Tolstoy gives his narrator omniscience in Anna Karenina, but...

Tolstoy gives his narrator omniscience in Anna Karenina, but he's selectively omniscient. Is that uncommon?

He made me question where I got some devices I used in Columbine, which I thought had come from Faulkner. Faulkner probably got a lot of ideas from Tolstoy.

I just noticed how relieved I was to hear from the servants about Dolly's visit to Anna, and marked "Objective!" in the margin. Even though the narrator had shown us the visit from many POVs, and gone deep into their heads repeatedly, illustrating how they were hearing the same exchanges differently . . . "he" (the narrator) never told us which was "true."

It wasn't till the ride home, when Dolly had the urge to ask her servants--and they volunteered their opinions just before she did (itself highly telling, as the servants of many of the other characters would never dare), that I felt a refreshing burst of "objectivity." I trusted their take--and that's exactly why it was provided.

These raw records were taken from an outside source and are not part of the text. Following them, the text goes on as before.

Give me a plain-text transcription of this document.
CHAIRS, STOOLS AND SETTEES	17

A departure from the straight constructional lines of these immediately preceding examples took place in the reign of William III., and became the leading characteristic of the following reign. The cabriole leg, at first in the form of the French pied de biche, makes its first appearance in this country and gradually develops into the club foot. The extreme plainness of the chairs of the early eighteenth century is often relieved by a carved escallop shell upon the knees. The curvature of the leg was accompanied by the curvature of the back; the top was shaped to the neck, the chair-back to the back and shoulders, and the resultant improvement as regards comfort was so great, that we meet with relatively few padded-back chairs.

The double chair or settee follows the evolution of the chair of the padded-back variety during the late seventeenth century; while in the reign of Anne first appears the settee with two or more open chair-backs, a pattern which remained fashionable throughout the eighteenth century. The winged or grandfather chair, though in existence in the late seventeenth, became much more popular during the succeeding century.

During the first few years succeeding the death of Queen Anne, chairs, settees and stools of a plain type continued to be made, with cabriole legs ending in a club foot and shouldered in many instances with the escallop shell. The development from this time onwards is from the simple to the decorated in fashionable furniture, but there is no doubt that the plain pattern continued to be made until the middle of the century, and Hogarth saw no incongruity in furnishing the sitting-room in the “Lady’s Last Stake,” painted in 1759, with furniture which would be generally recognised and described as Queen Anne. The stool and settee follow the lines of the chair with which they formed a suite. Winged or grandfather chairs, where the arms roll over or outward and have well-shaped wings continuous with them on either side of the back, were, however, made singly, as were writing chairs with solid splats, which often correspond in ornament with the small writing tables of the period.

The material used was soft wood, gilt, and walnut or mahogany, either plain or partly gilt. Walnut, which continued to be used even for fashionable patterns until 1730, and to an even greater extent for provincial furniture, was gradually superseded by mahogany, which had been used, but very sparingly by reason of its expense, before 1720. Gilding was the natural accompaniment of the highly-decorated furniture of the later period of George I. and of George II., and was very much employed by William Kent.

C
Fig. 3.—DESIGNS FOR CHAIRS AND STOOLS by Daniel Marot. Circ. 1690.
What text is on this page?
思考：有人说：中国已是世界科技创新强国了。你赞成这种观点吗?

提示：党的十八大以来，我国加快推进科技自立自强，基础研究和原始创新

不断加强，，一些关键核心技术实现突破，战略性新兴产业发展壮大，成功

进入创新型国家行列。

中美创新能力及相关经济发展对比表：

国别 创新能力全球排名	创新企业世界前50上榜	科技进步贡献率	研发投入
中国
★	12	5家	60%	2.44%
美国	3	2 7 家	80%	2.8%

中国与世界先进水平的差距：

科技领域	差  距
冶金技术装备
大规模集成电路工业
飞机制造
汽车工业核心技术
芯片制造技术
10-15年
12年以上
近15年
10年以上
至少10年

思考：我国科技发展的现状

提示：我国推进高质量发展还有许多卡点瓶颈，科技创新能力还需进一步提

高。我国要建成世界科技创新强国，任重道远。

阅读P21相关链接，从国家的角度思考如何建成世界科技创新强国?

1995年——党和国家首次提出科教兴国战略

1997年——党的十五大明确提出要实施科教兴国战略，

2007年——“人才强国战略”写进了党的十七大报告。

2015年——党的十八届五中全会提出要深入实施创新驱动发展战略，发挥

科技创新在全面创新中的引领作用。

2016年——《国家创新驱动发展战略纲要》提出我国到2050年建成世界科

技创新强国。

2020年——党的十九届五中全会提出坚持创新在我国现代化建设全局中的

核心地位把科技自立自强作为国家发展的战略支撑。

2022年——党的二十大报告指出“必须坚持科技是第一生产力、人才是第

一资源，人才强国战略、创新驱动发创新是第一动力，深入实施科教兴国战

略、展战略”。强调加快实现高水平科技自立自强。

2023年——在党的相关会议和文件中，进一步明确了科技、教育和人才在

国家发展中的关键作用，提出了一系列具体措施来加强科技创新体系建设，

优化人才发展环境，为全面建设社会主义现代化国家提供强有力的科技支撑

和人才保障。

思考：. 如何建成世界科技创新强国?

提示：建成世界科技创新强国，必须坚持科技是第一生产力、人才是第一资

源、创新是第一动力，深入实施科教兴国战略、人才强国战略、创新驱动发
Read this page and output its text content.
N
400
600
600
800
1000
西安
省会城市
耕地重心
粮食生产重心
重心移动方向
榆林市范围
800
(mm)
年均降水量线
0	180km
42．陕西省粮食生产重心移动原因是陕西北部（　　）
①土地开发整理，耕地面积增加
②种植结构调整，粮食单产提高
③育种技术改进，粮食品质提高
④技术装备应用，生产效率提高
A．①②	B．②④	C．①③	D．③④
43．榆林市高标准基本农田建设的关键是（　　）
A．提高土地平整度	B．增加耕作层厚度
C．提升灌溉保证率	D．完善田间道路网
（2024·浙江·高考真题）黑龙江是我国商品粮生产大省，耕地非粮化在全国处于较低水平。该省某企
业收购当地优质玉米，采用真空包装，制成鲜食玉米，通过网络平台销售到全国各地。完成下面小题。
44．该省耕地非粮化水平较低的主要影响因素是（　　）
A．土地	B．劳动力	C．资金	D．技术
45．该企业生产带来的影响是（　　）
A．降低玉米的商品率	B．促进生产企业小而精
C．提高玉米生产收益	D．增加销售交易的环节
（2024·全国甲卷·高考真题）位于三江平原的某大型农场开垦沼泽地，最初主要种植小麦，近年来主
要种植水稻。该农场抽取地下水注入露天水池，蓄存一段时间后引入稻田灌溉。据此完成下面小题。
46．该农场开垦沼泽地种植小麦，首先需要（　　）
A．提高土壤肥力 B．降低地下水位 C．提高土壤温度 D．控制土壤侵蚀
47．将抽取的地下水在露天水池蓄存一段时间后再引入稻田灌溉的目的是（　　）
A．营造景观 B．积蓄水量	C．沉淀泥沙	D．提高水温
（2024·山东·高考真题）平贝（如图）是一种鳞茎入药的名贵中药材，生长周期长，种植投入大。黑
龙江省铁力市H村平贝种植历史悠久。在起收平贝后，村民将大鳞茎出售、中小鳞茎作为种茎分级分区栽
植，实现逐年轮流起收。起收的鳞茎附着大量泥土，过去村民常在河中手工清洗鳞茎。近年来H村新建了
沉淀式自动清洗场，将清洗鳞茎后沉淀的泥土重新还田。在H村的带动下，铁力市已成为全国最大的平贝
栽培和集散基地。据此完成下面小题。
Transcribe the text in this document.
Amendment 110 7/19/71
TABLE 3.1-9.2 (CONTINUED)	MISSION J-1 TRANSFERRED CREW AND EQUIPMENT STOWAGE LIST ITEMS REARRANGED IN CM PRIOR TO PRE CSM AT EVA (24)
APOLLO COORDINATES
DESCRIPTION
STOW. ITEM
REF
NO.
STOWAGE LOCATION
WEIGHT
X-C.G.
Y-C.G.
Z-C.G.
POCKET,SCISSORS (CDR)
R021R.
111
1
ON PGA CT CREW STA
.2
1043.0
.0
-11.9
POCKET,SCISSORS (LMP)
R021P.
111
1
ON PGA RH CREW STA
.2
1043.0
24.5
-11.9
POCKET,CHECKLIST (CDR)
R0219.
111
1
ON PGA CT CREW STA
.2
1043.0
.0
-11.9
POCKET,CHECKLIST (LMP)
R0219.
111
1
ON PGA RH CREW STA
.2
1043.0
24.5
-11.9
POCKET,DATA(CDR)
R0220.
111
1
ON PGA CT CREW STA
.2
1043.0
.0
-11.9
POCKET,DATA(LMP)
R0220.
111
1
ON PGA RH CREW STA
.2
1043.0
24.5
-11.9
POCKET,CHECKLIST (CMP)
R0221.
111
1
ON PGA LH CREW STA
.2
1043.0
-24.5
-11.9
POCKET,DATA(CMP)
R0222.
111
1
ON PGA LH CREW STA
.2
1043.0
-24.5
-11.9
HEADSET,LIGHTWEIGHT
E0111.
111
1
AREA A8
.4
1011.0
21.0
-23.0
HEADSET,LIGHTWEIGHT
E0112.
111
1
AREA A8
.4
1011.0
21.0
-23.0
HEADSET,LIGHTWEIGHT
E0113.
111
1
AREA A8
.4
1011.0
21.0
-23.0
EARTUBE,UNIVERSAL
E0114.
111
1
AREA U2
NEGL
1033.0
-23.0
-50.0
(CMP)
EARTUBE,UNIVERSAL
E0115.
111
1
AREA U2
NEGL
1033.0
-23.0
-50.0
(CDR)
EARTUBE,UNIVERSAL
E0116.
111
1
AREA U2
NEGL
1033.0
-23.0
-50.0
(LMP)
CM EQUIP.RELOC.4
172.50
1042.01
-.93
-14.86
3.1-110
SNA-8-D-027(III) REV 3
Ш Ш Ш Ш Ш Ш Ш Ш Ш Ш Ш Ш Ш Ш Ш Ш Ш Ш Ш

I had been under the impression I already had an objective narrator, though. He's highly object in refusing to take sides, but he's actually much more subjective on behalf of whoever's head he's taking us into. He's reticent to give his own opinion. (I think. I better watch more closely and see if that's true. I've been under the impression I'm getting a lot of Tolstoy's opinions on things, but mostly by making characters look kind of pompous or foolish, and allowing other characters to have at them.)

I don't recall this as being one of the possible POVs we learned in English class. Haha. But I failed to see the power of POV then, and really kind of hated memorizing the types and just did it to pass the test. Meaning I didn't retain it all: the broad strokes only, none of the finer points.

(I forgot to post this. I had 160 pages to go when I wrote it, but I've finished now. More on that soon.)